Mr. Gensler said he thinks regulating crypto exchanges is perhaps the easiest way for the government to get a quick handle on digital token trading. Gensler said he is concerned about new ways people are getting into crypto, such as peer-to-peer lending on decentralized finance, or DeFi platforms. If firms are advertising a specific interest-rate return on a crypto asset, that could bring the loans under SEC oversight. Also, crypto platforms that pool digital assets could be seen as akin to mutual funds, which could potentially allow the SEC to regulate them.
ADP employment expected to show another solid rise — The markets will be watching today’s ADP report and Friday’s payroll report to see if businesses are pulling back on hiring people as they wait to see how much damage the delta variant will do. The 7-day average of new U.S. Covid infections on Monday rose to a 5-1/2 month high 85,552, which is about eight times the 16-month low of 11,351 posted on June 23.

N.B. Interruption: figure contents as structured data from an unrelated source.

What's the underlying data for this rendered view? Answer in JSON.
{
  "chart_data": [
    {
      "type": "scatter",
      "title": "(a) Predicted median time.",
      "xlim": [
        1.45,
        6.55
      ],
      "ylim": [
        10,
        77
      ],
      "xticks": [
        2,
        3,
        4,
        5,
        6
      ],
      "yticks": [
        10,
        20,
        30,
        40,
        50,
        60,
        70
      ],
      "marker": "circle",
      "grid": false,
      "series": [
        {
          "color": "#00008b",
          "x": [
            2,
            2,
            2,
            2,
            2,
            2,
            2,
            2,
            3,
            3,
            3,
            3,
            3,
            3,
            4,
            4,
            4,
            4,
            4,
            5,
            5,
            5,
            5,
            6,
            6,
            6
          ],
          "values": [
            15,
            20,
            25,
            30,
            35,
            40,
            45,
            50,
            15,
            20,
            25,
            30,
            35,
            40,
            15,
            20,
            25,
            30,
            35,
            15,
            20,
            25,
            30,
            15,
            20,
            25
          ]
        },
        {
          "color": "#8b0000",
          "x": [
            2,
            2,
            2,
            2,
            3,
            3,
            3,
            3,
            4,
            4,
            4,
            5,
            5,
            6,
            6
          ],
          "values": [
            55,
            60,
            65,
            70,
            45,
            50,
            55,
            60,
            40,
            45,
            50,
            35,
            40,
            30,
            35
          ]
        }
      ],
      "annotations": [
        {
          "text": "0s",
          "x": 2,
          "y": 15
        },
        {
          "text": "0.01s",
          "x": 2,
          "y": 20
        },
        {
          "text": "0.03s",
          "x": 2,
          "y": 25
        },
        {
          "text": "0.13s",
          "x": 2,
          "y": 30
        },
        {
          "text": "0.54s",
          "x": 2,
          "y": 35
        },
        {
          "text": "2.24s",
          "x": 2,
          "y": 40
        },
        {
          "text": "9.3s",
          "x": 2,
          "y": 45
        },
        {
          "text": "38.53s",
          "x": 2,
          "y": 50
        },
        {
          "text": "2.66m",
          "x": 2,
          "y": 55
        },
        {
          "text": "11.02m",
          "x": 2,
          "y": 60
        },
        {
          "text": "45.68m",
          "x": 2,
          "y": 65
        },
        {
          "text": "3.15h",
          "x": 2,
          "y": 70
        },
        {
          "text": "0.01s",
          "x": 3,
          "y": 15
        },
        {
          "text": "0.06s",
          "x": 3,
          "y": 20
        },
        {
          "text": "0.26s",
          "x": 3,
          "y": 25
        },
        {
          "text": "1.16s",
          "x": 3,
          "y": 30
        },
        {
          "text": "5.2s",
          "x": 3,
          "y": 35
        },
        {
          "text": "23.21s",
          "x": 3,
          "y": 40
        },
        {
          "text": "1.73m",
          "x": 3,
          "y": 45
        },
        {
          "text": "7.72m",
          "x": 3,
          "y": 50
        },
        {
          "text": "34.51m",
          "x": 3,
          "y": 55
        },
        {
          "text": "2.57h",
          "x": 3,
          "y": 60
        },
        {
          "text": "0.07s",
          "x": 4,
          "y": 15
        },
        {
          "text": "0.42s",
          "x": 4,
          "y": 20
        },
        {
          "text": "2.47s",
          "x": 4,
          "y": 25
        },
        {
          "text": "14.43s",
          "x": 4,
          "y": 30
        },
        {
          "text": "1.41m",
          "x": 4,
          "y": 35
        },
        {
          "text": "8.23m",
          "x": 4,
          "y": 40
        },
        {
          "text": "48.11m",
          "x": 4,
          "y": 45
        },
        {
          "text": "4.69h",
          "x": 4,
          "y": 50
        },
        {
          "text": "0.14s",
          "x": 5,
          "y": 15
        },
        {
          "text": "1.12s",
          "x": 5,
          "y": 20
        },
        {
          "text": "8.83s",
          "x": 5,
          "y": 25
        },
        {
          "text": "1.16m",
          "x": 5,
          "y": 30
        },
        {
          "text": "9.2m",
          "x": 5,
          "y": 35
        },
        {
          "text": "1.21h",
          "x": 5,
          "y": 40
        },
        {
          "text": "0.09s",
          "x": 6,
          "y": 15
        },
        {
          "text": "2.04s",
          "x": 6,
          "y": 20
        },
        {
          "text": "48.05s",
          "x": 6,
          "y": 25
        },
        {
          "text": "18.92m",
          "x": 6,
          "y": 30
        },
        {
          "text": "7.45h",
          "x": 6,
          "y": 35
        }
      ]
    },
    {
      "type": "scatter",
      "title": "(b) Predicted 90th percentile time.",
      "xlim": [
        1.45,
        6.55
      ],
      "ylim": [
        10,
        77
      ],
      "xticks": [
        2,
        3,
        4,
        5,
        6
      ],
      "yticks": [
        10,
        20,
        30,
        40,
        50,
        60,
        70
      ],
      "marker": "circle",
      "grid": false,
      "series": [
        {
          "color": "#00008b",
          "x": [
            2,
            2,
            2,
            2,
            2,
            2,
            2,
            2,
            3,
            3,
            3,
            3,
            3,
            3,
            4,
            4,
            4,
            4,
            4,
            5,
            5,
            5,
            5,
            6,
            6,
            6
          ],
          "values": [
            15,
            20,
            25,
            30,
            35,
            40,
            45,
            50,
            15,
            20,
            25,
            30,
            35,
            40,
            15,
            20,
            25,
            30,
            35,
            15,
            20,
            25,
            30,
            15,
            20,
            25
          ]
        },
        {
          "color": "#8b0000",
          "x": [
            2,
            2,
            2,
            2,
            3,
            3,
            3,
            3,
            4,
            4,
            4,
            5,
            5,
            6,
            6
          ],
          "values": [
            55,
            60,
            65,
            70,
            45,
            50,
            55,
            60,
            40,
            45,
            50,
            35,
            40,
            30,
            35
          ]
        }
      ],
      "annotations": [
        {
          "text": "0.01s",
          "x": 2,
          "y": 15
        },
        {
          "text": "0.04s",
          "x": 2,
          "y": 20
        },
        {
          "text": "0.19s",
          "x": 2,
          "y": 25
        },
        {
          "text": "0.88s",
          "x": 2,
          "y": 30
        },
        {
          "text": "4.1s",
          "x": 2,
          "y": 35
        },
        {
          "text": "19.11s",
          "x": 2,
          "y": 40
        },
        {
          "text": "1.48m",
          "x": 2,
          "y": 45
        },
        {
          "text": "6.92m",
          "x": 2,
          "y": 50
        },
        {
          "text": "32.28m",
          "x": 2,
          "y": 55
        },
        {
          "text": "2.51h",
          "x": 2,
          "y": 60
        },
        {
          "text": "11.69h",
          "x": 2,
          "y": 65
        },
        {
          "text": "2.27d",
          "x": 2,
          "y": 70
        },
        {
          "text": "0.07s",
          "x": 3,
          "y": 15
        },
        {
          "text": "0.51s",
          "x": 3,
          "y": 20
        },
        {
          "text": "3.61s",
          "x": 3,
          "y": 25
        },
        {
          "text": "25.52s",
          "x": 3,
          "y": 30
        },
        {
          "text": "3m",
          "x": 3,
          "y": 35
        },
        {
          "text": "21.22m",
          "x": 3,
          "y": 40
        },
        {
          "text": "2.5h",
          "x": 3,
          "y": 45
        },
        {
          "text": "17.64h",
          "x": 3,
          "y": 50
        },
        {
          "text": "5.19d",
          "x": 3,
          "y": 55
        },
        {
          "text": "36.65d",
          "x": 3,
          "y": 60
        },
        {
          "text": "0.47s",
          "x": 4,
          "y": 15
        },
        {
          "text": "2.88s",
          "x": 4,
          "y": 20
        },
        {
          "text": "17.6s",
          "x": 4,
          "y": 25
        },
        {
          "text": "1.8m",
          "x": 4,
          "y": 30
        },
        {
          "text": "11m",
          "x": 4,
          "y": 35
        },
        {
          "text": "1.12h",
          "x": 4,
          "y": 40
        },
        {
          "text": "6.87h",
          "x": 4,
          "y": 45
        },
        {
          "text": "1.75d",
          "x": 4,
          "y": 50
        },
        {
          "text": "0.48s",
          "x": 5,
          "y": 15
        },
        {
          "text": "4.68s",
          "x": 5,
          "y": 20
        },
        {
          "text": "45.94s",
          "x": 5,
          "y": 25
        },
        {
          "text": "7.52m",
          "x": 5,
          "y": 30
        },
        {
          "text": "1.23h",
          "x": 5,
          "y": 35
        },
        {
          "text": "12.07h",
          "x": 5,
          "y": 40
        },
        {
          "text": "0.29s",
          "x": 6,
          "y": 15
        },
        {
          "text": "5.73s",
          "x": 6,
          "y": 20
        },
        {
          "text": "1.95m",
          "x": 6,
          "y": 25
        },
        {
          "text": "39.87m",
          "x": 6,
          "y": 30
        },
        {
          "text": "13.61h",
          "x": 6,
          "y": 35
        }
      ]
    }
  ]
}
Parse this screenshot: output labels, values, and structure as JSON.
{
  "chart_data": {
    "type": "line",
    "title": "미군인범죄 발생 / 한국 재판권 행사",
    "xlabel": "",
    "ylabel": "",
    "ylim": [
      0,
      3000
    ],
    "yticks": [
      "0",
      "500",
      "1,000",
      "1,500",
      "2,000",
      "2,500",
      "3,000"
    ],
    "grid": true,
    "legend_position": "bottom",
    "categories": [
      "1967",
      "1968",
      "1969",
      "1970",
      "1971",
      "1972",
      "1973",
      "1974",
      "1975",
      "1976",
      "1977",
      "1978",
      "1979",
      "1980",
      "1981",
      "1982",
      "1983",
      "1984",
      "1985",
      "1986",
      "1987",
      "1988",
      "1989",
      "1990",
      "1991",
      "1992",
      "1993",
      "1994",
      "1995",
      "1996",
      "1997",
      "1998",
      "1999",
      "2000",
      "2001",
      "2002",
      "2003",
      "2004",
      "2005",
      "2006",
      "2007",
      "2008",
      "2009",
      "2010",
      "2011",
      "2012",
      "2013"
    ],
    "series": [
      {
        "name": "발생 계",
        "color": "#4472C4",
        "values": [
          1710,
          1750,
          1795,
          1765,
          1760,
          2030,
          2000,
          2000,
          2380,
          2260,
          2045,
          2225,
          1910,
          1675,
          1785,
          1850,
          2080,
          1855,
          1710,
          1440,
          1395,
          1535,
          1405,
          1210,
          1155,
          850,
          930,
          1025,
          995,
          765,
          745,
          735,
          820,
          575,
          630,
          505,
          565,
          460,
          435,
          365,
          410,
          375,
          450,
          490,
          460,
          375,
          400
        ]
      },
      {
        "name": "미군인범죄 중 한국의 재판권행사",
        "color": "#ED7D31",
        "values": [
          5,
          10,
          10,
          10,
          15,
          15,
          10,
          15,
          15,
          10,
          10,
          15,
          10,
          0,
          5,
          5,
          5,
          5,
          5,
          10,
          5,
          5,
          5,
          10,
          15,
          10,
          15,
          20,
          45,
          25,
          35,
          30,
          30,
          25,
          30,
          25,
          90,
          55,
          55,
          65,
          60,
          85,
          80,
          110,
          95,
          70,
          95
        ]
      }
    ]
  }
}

The consensus is for today’s July ADP employment report to increase by +650,000, which would be just mildly below June’s increase of +692,000. ADP jobs have risen sharply since March, with a 4-month average monthly increase of +680,000. Jobs have risen sharply as the U.S. economy surges and many sectors have reopened such as restaurants, travel, and entertainment.
ADP jobs have now risen by 12.8 million from the pandemic trough seen in April 2020. However, the U.S. economy needs to produce another 6.8 million jobs to match the record high seen in February 2020.
Looking ahead to Friday’s unemployment report, the consensus is for July payrolls to increase by +875,000, which would be slightly stronger than June’s increase of +850,000 and the 3-month average of +717,000. Payrolls have risen by +15.6 million from last year’s pandemic trough but still need to rise by another +6.8 million to match the pre-pandemic record high posted in February 2020.
U.S. ISM services index expected to stabilize after June’s sharp decline — The consensus is for today’s July ISM services index to show a +0.4 point increase to 60.5, stabilizing after June’s sharp -3.9 point decline to 60.1.
Sentiment in the service sector cooled off in June as the delta variant caused a new surge in Covid infections and resulted in increased pandemic measures in some areas of the country. However, the June PMI level of 60.1 was still high and indicated a strong sense of optimism among many service-sector executives.
This past Monday’s July ISM index for the manufacturing sector showed a -1.1 point decline to 59.5, which was weaker than expected and did not bode well for today’s service-sector ISM index. Also, Markit’s U.S. services PMI fell by -4.8 points to 59.8 in its preliminary report for July.